Tokyo Electric Power Company (TEPCO) Holdings Inc. unveiled a plan to seek realignment of its nuclear power business and power transmission and distribution units with other power companies in the 2020s, amid a lukewarm stance in the industry toward teaming up with the embattled utility.
TEPCO Holdings submitted the plan to the government on May 11 together with the Nuclear Damage Compensation and Decommissioning Facilitation Corp. (NDF), as the utility's new rehabilitation scheme following the outbreak of the Fukushima No. 1 Nuclear Power Plant disaster.
Specific steps for advancing the realignment will be finalized as early as this coming fall after TEPCO discusses the matter with the government and NDF. However, the reconstruction plan looks unfeasible as other power companies remain reluctant to join hands with TEPCO, which is riddled with colossal amounts of damage compensation and nuclear decontamination and reactor decommissioning costs stemming from the nuclear disaster.
Under the plan, TEPCO aims to promote realignment and integration of its nuclear power, power transmission and distribution businesses over the next decade, "ultimately seeking to achieve roughly 450 billion yen in ordinary profits annually." To facilitate the realignment, TEPCO is planning to set up a new consortium together with other utilities.
"We filed the plan with the government after having repeated discussions on how to enhance TEPCO's corporate value," TEPCO Holdings President Naomi Hirose told a press conference. "We believe the government will approve our plan."
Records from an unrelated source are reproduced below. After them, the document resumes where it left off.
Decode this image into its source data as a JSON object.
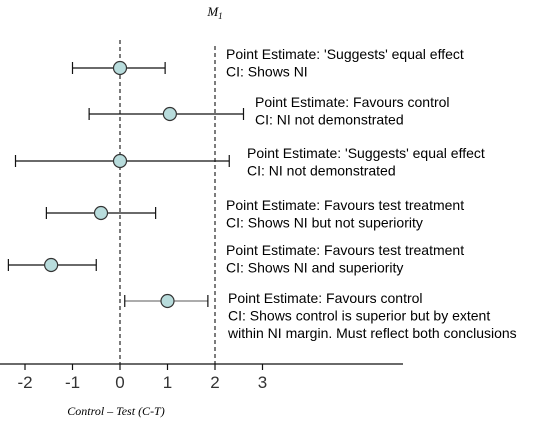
{
  "chart_data": {
    "type": "forest",
    "margin_label": "M",
    "margin_label_sub": "1",
    "margin_value": 2,
    "xlabel": "Control – Test (C-T)",
    "xlim": [
      -2.4,
      5.9
    ],
    "xticks": [
      -2,
      -1,
      0,
      1,
      2,
      3
    ],
    "xtick_labels": [
      "-2",
      "-1",
      "0",
      "1",
      "2",
      "3"
    ],
    "colors": {
      "marker_fill": "#b8dcdc",
      "marker_stroke": "#333333",
      "ci_line": "#111111",
      "ci_line_muted": "#7a7a7a",
      "dashed": "#111111",
      "text": "#000000"
    },
    "rows": [
      {
        "estimate": 0,
        "ci_low": -1.0,
        "ci_high": 0.95,
        "label_line1": "Point Estimate: 'Suggests' equal effect",
        "label_line2": "CI: Shows NI"
      },
      {
        "estimate": 1.05,
        "ci_low": -0.65,
        "ci_high": 2.6,
        "label_line1": "Point Estimate: Favours control",
        "label_line2": "CI: NI not demonstrated"
      },
      {
        "estimate": 0,
        "ci_low": -2.2,
        "ci_high": 2.3,
        "label_line1": "Point Estimate: 'Suggests' equal effect",
        "label_line2": "CI: NI not demonstrated"
      },
      {
        "estimate": -0.4,
        "ci_low": -1.55,
        "ci_high": 0.75,
        "label_line1": "Point Estimate: Favours test treatment",
        "label_line2": "CI: Shows NI but not superiority"
      },
      {
        "estimate": -1.45,
        "ci_low": -2.35,
        "ci_high": -0.5,
        "label_line1": "Point Estimate: Favours test treatment",
        "label_line2": "CI: Shows NI and superiority"
      },
      {
        "estimate": 1.0,
        "ci_low": 0.1,
        "ci_high": 1.85,
        "muted_ci": true,
        "label_line1": "Point Estimate: Favours control",
        "label_line2": "CI: Shows control is superior but by extent",
        "label_line3": "within NI margin. Must reflect both conclusions"
      }
    ]
  }
}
Under the new strategy, 500 billion yen annually will be set aside for dealing with the Fukushima nuclear crisis. To that end, TEPCO presented six different scenarios for resuming operations at the Kashiwazaki-Kariwa nuclear power plant in Niigata Prefecture to improve earnings, with reactor reactivation envisaged either in fiscal 2019, fiscal 2020, or fiscal 2021.
With regard to the estimated 4-trillion-yen cost for decontaminating areas tainted with radioactive materials emanating from the nuclear catastrophe, which the government is temporarily covering on behalf of TEPCO via the NDF, TEPCO has changed its initial plan to reimburse the government by selling corporate shares and now plans to consider the matter from a broader perspective, including the option of selling shares of the new consortium.
TEPCO will also look into having its effective nationalization finalized by the end of fiscal 2019, according to the plan.